A cry from the medic tent.
“Could you reknit their wounds?” Hawk said.
“Aye, if I wanted to kill ‘em in the process. I can’t tell, you understand? Not even between stored power and not. It all feels the same. It feels like power.” A deep breath from the alien being wearing her husband’s face. “But if you can give me a place, a boundary free of anything you do not want destroyed…I can trust myself to make water.”
Trust myself, Hawk felt nearly…struck by those words. As if there was a tale behind them he didn’t dare tell. “Okay. I’ll tell the white robes to bring all their pitchers and buckets, and to clear a place for you to work.” Hawk said.
“And you think they would?” His head came up, golden eyes flashing with sudden anger. “They haven’t realized I’m here yet. It’s the only reason why you still have peace.”
“Then they can handle the burns with insufficient water, and a solid chunk of them are going to die of infection. Probably from dirty water, to start.” She held his burning golden gaze. “Your choice.”
He hissed, in a way reminiscent of one of his great cats. “No choice,” he said, in a very un-Alex like tone. “You offer no choice but disaster, girl.”
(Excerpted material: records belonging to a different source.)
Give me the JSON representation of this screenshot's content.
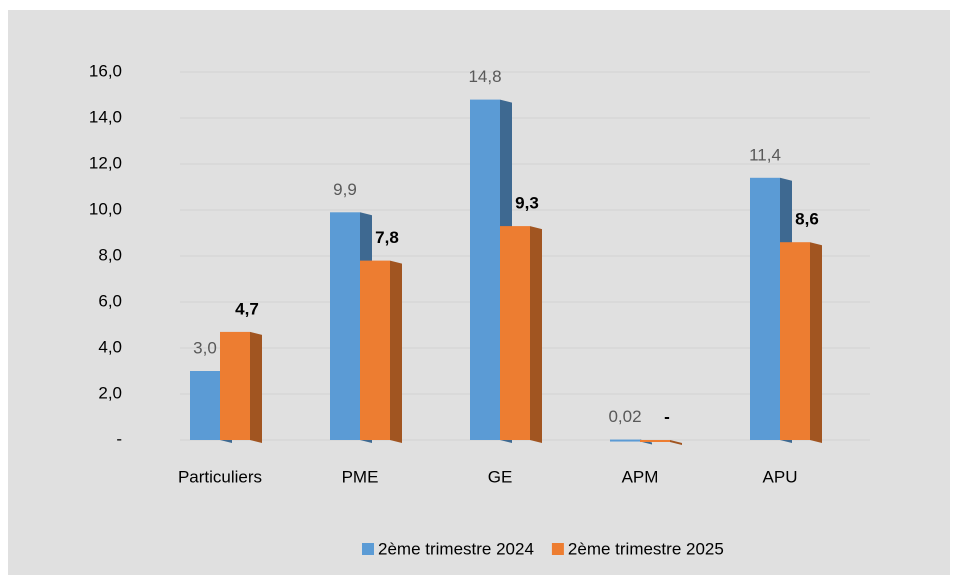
{
  "chart_data": {
    "type": "bar",
    "categories": [
      "Particuliers",
      "PME",
      "GE",
      "APM",
      "APU"
    ],
    "series": [
      {
        "name": "2ème trimestre 2024",
        "color": "#5b9bd5",
        "values": [
          3.0,
          9.9,
          14.8,
          0.02,
          11.4
        ],
        "value_labels": [
          "3,0",
          "9,9",
          "14,8",
          "0,02",
          "11,4"
        ]
      },
      {
        "name": "2ème trimestre 2025",
        "color": "#ed7d31",
        "values": [
          4.7,
          7.8,
          9.3,
          0,
          8.6
        ],
        "value_labels": [
          "4,7",
          "7,8",
          "9,3",
          "-",
          "8,6"
        ]
      }
    ],
    "ylim": [
      0,
      17
    ],
    "yticks": [
      {
        "value": 0,
        "label": "-"
      },
      {
        "value": 2,
        "label": "2,0"
      },
      {
        "value": 4,
        "label": "4,0"
      },
      {
        "value": 6,
        "label": "6,0"
      },
      {
        "value": 8,
        "label": "8,0"
      },
      {
        "value": 10,
        "label": "10,0"
      },
      {
        "value": 12,
        "label": "12,0"
      },
      {
        "value": 14,
        "label": "14,0"
      },
      {
        "value": 16,
        "label": "16,0"
      }
    ],
    "grid": true,
    "legend": "bottom"
  }
}
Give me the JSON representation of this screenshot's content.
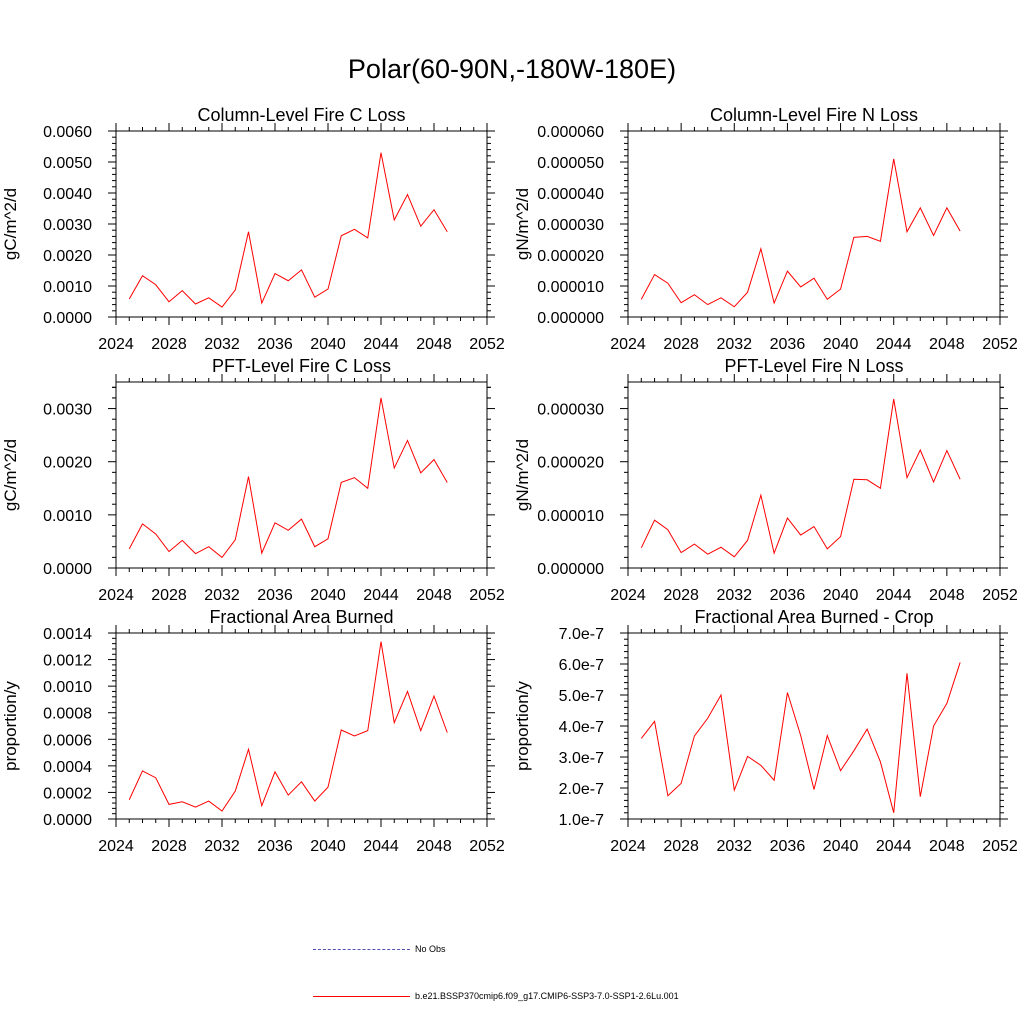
{
  "page_title": "Polar(60-90N,-180W-180E)",
  "chart_data": [
    {
      "type": "line",
      "title": "Column-Level Fire C Loss",
      "xlabel": "",
      "ylabel": "gC/m^2/d",
      "xlim": [
        2024,
        2052
      ],
      "ylim": [
        0,
        0.006
      ],
      "xticks": [
        "2024",
        "2028",
        "2032",
        "2036",
        "2040",
        "2044",
        "2048",
        "2052"
      ],
      "yticks": [
        "0.0000",
        "0.0010",
        "0.0020",
        "0.0030",
        "0.0040",
        "0.0050",
        "0.0060"
      ],
      "x": [
        2025,
        2026,
        2027,
        2028,
        2029,
        2030,
        2031,
        2032,
        2033,
        2034,
        2035,
        2036,
        2037,
        2038,
        2039,
        2040,
        2041,
        2042,
        2043,
        2044,
        2045,
        2046,
        2047,
        2048,
        2049
      ],
      "series": [
        {
          "color": "#ff0000",
          "values": [
            0.00058,
            0.00133,
            0.00104,
            0.00049,
            0.00085,
            0.00042,
            0.00062,
            0.00032,
            0.00087,
            0.00275,
            0.00045,
            0.0014,
            0.00117,
            0.00152,
            0.00064,
            0.0009,
            0.00262,
            0.00283,
            0.00255,
            0.0053,
            0.00313,
            0.00395,
            0.00293,
            0.00346,
            0.00275
          ]
        }
      ]
    },
    {
      "type": "line",
      "title": "Column-Level Fire N Loss",
      "xlabel": "",
      "ylabel": "gN/m^2/d",
      "xlim": [
        2024,
        2052
      ],
      "ylim": [
        0,
        6e-05
      ],
      "xticks": [
        "2024",
        "2028",
        "2032",
        "2036",
        "2040",
        "2044",
        "2048",
        "2052"
      ],
      "yticks": [
        "0.000000",
        "0.000010",
        "0.000020",
        "0.000030",
        "0.000040",
        "0.000050",
        "0.000060"
      ],
      "x": [
        2025,
        2026,
        2027,
        2028,
        2029,
        2030,
        2031,
        2032,
        2033,
        2034,
        2035,
        2036,
        2037,
        2038,
        2039,
        2040,
        2041,
        2042,
        2043,
        2044,
        2045,
        2046,
        2047,
        2048,
        2049
      ],
      "series": [
        {
          "color": "#ff0000",
          "values": [
            5.7e-06,
            1.37e-05,
            1.09e-05,
            4.6e-06,
            7.2e-06,
            4e-06,
            6.2e-06,
            3.3e-06,
            8e-06,
            2.2e-05,
            4.5e-06,
            1.48e-05,
            9.7e-06,
            1.25e-05,
            5.7e-06,
            9e-06,
            2.57e-05,
            2.6e-05,
            2.44e-05,
            5.1e-05,
            2.75e-05,
            3.52e-05,
            2.63e-05,
            3.52e-05,
            2.77e-05
          ]
        }
      ]
    },
    {
      "type": "line",
      "title": "PFT-Level Fire C Loss",
      "xlabel": "",
      "ylabel": "gC/m^2/d",
      "xlim": [
        2024,
        2052
      ],
      "ylim": [
        0,
        0.0035
      ],
      "xticks": [
        "2024",
        "2028",
        "2032",
        "2036",
        "2040",
        "2044",
        "2048",
        "2052"
      ],
      "yticks": [
        "0.0000",
        "0.0010",
        "0.0020",
        "0.0030"
      ],
      "x": [
        2025,
        2026,
        2027,
        2028,
        2029,
        2030,
        2031,
        2032,
        2033,
        2034,
        2035,
        2036,
        2037,
        2038,
        2039,
        2040,
        2041,
        2042,
        2043,
        2044,
        2045,
        2046,
        2047,
        2048,
        2049
      ],
      "series": [
        {
          "color": "#ff0000",
          "values": [
            0.00036,
            0.00083,
            0.00064,
            0.00031,
            0.00052,
            0.00027,
            0.0004,
            0.0002,
            0.00053,
            0.00172,
            0.00028,
            0.00085,
            0.00071,
            0.00092,
            0.0004,
            0.00055,
            0.00161,
            0.0017,
            0.0015,
            0.0032,
            0.00188,
            0.0024,
            0.00179,
            0.00204,
            0.00161
          ]
        }
      ]
    },
    {
      "type": "line",
      "title": "PFT-Level Fire N Loss",
      "xlabel": "",
      "ylabel": "gN/m^2/d",
      "xlim": [
        2024,
        2052
      ],
      "ylim": [
        0,
        3.5e-05
      ],
      "xticks": [
        "2024",
        "2028",
        "2032",
        "2036",
        "2040",
        "2044",
        "2048",
        "2052"
      ],
      "yticks": [
        "0.000000",
        "0.000010",
        "0.000020",
        "0.000030"
      ],
      "x": [
        2025,
        2026,
        2027,
        2028,
        2029,
        2030,
        2031,
        2032,
        2033,
        2034,
        2035,
        2036,
        2037,
        2038,
        2039,
        2040,
        2041,
        2042,
        2043,
        2044,
        2045,
        2046,
        2047,
        2048,
        2049
      ],
      "series": [
        {
          "color": "#ff0000",
          "values": [
            3.8e-06,
            9e-06,
            7.2e-06,
            2.9e-06,
            4.5e-06,
            2.6e-06,
            3.9e-06,
            2.1e-06,
            5.2e-06,
            1.37e-05,
            2.8e-06,
            9.4e-06,
            6.2e-06,
            7.8e-06,
            3.6e-06,
            5.9e-06,
            1.67e-05,
            1.66e-05,
            1.5e-05,
            3.18e-05,
            1.7e-05,
            2.22e-05,
            1.62e-05,
            2.21e-05,
            1.67e-05
          ]
        }
      ]
    },
    {
      "type": "line",
      "title": "Fractional Area Burned",
      "xlabel": "",
      "ylabel": "proportion/y",
      "xlim": [
        2024,
        2052
      ],
      "ylim": [
        0,
        0.0014
      ],
      "xticks": [
        "2024",
        "2028",
        "2032",
        "2036",
        "2040",
        "2044",
        "2048",
        "2052"
      ],
      "yticks": [
        "0.0000",
        "0.0002",
        "0.0004",
        "0.0006",
        "0.0008",
        "0.0010",
        "0.0012",
        "0.0014"
      ],
      "x": [
        2025,
        2026,
        2027,
        2028,
        2029,
        2030,
        2031,
        2032,
        2033,
        2034,
        2035,
        2036,
        2037,
        2038,
        2039,
        2040,
        2041,
        2042,
        2043,
        2044,
        2045,
        2046,
        2047,
        2048,
        2049
      ],
      "series": [
        {
          "color": "#ff0000",
          "values": [
            0.000145,
            0.000362,
            0.00031,
            0.00011,
            0.00013,
            9e-05,
            0.000135,
            6e-05,
            0.00021,
            0.000525,
            0.0001,
            0.000355,
            0.00018,
            0.00028,
            0.000135,
            0.00024,
            0.00067,
            0.000625,
            0.000665,
            0.001335,
            0.000725,
            0.00096,
            0.000665,
            0.000925,
            0.00065
          ]
        }
      ]
    },
    {
      "type": "line",
      "title": "Fractional Area Burned - Crop",
      "xlabel": "",
      "ylabel": "proportion/y",
      "xlim": [
        2024,
        2052
      ],
      "ylim": [
        1e-07,
        7e-07
      ],
      "xticks": [
        "2024",
        "2028",
        "2032",
        "2036",
        "2040",
        "2044",
        "2048",
        "2052"
      ],
      "yticks": [
        "1.0e-7",
        "2.0e-7",
        "3.0e-7",
        "4.0e-7",
        "5.0e-7",
        "6.0e-7",
        "7.0e-7"
      ],
      "x": [
        2025,
        2026,
        2027,
        2028,
        2029,
        2030,
        2031,
        2032,
        2033,
        2034,
        2035,
        2036,
        2037,
        2038,
        2039,
        2040,
        2041,
        2042,
        2043,
        2044,
        2045,
        2046,
        2047,
        2048,
        2049
      ],
      "series": [
        {
          "color": "#ff0000",
          "values": [
            3.6e-07,
            4.15e-07,
            1.75e-07,
            2.15e-07,
            3.68e-07,
            4.25e-07,
            5e-07,
            1.93e-07,
            3.02e-07,
            2.73e-07,
            2.25e-07,
            5.08e-07,
            3.69e-07,
            1.95e-07,
            3.69e-07,
            2.56e-07,
            3.2e-07,
            3.9e-07,
            2.84e-07,
            1.2e-07,
            5.7e-07,
            1.72e-07,
            4e-07,
            4.73e-07,
            6.05e-07
          ]
        }
      ]
    }
  ],
  "legend": {
    "items": [
      {
        "label": "No Obs",
        "color": "#5050b4",
        "style": "dashed"
      },
      {
        "label": "b.e21.BSSP370cmip6.f09_g17.CMIP6-SSP3-7.0-SSP1-2.6Lu.001",
        "color": "#ff0000",
        "style": "solid"
      }
    ]
  }
}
“I’ve had nothing but disaster since—” and she had to stop, because he wouldn’t understand it, how her life was normal until he ate her mother’s cake pearls. Why that moment was it for her, why it meant the fulcrum for the end of all things, she wasn’t sure. But her last normal memory of Alex, untainted by Kaiser’s works and Naomi’s cruelty, was him with the sugary, chalky cake-candy her mother had shipped. She swallowed these memories down, despite their sour taste and poisoned feel. “I’ve had nothing but disaster since I came here,” she said, settling for safer ground. “These people are hurt and dying and if you can stand by and let it happen…” she shook her head. “You aren’t who I thought you were.”
This brought another hiss through his inhumanly sharp teeth. “You dare,” he breathed.